Bride Of The Monster (1955)

Starring Bela Lugosi, Tor Johnson, Tony McCoy, Loretta King, Harvey B. Dunn
Directed by Edward D. Wood Jr.
(actor & director credits courtesy

Local police try to investigate the mysterious disappearances of several people in a swamp, not realizing a mad scientist trying to create atomic supermen is behind it all.

Notorious writer/director Ed Wood was behind this often ridiculed science fiction thriller, and there's plenty of his hallmarks here, perhaps best summed up by the inanimate octopus prop that "murders" its victims, and the clumsy integration of it with live octopus footage.  There's also some less than talented actors in the film, led by Loretta King, who gives an overblown performance as a smarmy newspaper reporter.  However, this is also just about the last starring role for Bela Lugosi, and it shouldn't disappoint his fans, for although he's over the top at times, he sure seems like he's giving it his all as the demented Dr.

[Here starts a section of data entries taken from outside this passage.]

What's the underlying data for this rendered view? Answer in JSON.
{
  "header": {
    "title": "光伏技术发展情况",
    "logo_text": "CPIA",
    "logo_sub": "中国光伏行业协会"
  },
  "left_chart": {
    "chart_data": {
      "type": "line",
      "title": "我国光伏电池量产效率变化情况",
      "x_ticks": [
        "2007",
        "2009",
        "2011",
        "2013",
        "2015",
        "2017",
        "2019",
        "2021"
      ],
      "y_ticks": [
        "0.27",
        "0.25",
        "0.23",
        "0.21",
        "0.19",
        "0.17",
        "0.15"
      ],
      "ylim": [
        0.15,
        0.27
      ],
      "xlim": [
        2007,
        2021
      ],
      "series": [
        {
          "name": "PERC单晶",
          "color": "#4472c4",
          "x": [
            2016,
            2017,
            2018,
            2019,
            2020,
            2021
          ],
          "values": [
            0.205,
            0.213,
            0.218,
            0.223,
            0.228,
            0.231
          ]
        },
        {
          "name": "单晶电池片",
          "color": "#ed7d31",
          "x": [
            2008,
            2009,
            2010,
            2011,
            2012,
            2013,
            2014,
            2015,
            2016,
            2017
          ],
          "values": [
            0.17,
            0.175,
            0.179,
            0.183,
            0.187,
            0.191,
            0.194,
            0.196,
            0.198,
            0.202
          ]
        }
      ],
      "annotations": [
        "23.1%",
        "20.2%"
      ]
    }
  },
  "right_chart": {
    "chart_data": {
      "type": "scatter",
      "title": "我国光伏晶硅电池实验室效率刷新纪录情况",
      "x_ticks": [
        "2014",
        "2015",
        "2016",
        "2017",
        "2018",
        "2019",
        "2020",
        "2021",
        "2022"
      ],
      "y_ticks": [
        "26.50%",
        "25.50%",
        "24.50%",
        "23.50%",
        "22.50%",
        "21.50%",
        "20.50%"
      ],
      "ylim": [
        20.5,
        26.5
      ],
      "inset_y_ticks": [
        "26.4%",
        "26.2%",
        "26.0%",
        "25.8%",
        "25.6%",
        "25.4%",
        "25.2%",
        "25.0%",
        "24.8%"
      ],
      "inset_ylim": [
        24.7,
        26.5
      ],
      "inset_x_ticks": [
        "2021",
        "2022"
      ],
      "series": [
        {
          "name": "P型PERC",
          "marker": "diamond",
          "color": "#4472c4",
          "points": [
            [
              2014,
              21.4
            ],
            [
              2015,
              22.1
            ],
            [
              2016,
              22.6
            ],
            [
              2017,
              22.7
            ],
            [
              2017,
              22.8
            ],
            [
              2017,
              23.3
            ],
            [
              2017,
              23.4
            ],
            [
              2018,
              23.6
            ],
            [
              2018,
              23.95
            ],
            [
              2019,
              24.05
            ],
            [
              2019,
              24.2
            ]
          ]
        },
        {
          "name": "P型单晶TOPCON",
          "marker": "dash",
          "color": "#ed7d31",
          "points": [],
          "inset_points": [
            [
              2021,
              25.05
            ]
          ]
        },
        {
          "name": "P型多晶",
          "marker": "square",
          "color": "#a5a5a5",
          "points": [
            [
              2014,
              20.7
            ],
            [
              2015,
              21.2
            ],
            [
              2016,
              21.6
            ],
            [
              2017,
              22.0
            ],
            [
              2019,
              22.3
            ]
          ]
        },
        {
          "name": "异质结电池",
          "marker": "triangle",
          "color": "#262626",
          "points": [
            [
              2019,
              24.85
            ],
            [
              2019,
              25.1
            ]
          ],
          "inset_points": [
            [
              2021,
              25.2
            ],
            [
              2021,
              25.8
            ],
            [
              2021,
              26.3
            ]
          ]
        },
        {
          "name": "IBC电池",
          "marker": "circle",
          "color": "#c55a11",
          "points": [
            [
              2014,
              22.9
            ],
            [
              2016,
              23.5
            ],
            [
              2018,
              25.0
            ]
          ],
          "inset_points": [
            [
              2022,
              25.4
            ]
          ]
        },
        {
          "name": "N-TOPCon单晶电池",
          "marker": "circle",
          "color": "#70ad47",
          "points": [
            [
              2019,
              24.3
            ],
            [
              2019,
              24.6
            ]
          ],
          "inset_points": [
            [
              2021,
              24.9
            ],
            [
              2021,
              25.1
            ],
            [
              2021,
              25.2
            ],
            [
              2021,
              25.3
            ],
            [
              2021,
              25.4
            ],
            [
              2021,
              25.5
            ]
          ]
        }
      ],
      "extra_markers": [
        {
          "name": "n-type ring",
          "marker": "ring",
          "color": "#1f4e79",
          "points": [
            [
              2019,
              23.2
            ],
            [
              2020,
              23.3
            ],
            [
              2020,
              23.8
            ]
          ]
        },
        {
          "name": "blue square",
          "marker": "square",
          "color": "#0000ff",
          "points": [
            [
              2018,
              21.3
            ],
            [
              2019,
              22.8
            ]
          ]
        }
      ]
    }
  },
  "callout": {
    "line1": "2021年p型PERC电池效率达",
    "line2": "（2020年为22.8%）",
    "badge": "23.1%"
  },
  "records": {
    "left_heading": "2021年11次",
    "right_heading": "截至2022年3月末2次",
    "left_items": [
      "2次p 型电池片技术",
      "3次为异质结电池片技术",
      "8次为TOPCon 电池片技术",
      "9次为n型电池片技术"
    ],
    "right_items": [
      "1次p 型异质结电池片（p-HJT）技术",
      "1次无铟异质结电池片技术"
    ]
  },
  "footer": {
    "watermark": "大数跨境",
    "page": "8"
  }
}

Vornoff, who hypnotizes King with probing eyes and extended fingers in scenes right out of Dracula.  Some of the dialogue Wood and co-writer Alex Gordon give him is ludicrous, but the actor somehow maintains his dignity.  I have to say that I enjoy Wood's films, despite the low-budget trappings and often inept staging, because they're certainly never boring, and have their own goofy charm.  And in this one, it's clear that a love and respect for Lugosi fashioned the role of one last mad scientist for the aged actor to play.